E invece, eccola qui l’agenda degli ultimi mesi, e degli ultimi anni, stilata dai nostri lungimiranti statisti di sinistra. Punto 1: Gaza (dagli al nazista Netanyahu!). Punto 2: Gaza (dagli al puzzone Trump e alla cortigiana Meloni!). Punto 3: Gaza (evviva evviva la Flotilla, evviva evviva i flotilleros!). Punto 4: Gaza (Hamas partigiani severi ma giusti, ebrei cattivoni e, in fondo, un po’ nazisti!). Punto 5: Gaza (Nobel per la pace all’Albanese, che lei gli amici degli ebrei non li giudica, ma li perdona!). Punto 6: Gaza (mi si nota di più se vengo alla marcia di Assisi e me ne sto in disparte o se non vengo per niente?). Punto 7: Il ritorno degli squadristi in Italia (la Russa fascista, sei il primo della lista!). E potremmo proseguire fino al punto 20, tanto sono tutti uguali.
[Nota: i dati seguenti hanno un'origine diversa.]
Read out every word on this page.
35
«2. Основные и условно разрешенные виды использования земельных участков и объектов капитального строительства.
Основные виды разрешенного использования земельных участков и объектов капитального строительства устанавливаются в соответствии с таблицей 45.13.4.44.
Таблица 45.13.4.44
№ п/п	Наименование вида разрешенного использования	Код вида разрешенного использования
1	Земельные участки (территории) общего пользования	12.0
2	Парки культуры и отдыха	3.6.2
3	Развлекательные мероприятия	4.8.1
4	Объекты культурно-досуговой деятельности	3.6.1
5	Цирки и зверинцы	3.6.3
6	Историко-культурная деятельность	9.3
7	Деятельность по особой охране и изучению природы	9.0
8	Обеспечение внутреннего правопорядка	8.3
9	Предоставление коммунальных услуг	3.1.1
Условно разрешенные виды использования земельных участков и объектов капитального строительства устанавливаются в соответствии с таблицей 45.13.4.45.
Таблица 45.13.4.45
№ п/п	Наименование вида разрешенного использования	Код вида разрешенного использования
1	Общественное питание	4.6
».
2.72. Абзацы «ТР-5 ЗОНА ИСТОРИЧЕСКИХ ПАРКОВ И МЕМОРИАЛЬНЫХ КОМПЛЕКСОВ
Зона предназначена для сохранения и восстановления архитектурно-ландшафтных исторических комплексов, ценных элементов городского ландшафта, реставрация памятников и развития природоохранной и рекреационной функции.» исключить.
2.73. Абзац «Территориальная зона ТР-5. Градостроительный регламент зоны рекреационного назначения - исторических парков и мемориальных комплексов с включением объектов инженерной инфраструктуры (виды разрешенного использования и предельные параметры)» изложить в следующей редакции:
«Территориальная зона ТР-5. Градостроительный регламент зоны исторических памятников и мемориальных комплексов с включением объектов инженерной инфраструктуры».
Ora, vi sembra possibile vincere le elezioni con un programma del genere? Come è concepibile che l’intera agenda della sinistra e dei giornali di sinistra e dei talk show di sinistra (ma questo non significa che quelli di destra siano autorevoli: fanno pena uguale) sia monopolizzata da un tema - per quanto importantissimo e tragico - che però coinvolge solo il 15% degli italiani? Perché quello che interessa agli italiani non interessa mai ai politici che dovrebbero rappresentarli? Perché quello che interessa gli italiani non interessa mai ai giornalisti che dovrebbero informarli? Perché sui media fino a tre giorni fa c’era solo la Flotilla e tutti i politiconi e i giornalistoni e i commentatoroni e gli editorialistoni e gli analistoni discettavano e sproloquiavano e trombonavano sulla Flotilla mentre della Flotilla non interessa una beata mazza a nessuno? Perché è questa la verità. Fuori dalla bolla mediatica, nella quale siamo ottusamente immersi e ipnotizzati come in un concerto di fado, i fatti, le statistiche, i sondaggi scientifici ci confermano sempre la stessa cosa: della Flotilla importa ai soliti quattro gatti, altro che la retorica sulle piazze piene.
Poi uno si domanda perché a votare non ci va più nessuno, perché i giornali non li legge più nessuno e perché la sinistra non la vota più nessuno. La risposta è già scritta, ma i politici sono troppo mediocri e i giornalisti troppo conformisti per vederla.